If you want Maple tonality, go with Canary or Padouk.

pah! splitting hairs. OP never expressed any particular inclination towards raw necks.

Also, you didn't recommend Pau Ferro. If i was gonna go for a raw neck comparable to maple, i'd totally gun for an all pau ferro neck - it's beautiful. Though the canary neck on my P/J is great too.
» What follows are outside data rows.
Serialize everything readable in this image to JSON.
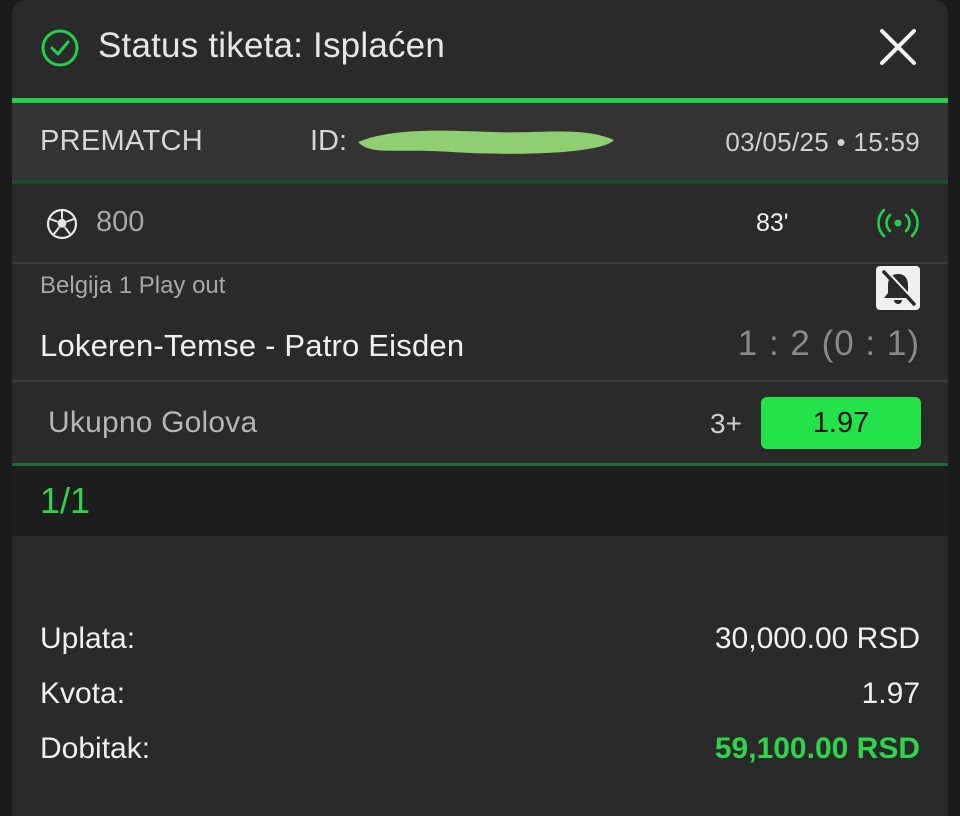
{
  "header": {
    "title": "Status tiketa: Isplaćen",
    "status_icon": "check-circle-icon",
    "close_icon": "close-icon"
  },
  "ticket": {
    "type": "PREMATCH",
    "id_label": "ID:",
    "date_time": "03/05/25 • 15:59"
  },
  "event": {
    "sport_icon": "soccer-ball-icon",
    "code": "800",
    "minute": "83'",
    "live_icon": "live-broadcast-icon",
    "league": "Belgija 1 Play out",
    "notification_icon": "bell-off-icon",
    "match": "Lokeren-Temse - Patro Eisden",
    "score": "1 : 2 (0 : 1)",
    "market": "Ukupno Golova",
    "pick": "3+",
    "odds": "1.97"
  },
  "count": "1/1",
  "summary": {
    "stake_label": "Uplata:",
    "stake_value": "30,000.00 RSD",
    "odds_label": "Kvota:",
    "odds_value": "1.97",
    "win_label": "Dobitak:",
    "win_value": "59,100.00 RSD"
  },
  "colors": {
    "accent_green": "#24e24a",
    "background": "#2a2a2a",
    "redaction_green": "#8fcf72"
  }
}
Pau Ferro is a wonderful wood. I love the fingerboard on my Padouk/Pau Ferro neck. I was originally going to get a Pau Ferro neck for my Walnut/Maple/Bubinga body, but Marko insisted it would be ice picky, so I ordered Rosewood instead.
Feel-wise, it would probably be real satin-y, as Cagey suggested, because the grain is very tight.

Bloodwood is another option. I still don't understand why it is not a more popular choice. The red color means it only works on certain builds, but Padouk is clearly a more popular wood. Tonally, it should not be too far off from Maple.

 
okay.. now i have decided that i will go for an alder body and a all pau ferro neck.. another subject i'm a bit confused about is the nut.. what would you recommend? graph tech TUSQ or white corian?
 
I like the Graphtech parts because they're slippery so you're unlikely to get string hang-ups that will affect tuning. It comes in black or white, so pick what matches the rest of what you're doing. If you're using a vibrato bridge of any sort, then the LSR nut is great choice. There are other materials, such as corian or bone or whatever turns people on, but the only time the nut makes a difference in the sound you get is when you play an open string, and even then it's contribution questionable.

 
On a bass the nut material doesn't make nearly as much difference in terms of tuning, as the string tension is much higher than a guitar.
 
I forgot we were talking about a bass, so forget the slipperiness and the vibrato bridge. The open vs. fretted string thing still applies, though. So, the nut isn't a big deal. At least, less of a deal than it is on guitars. On a bass, probably the biggest consideration is whether or not the nut will hold the strings in place. Past that, you're good to go.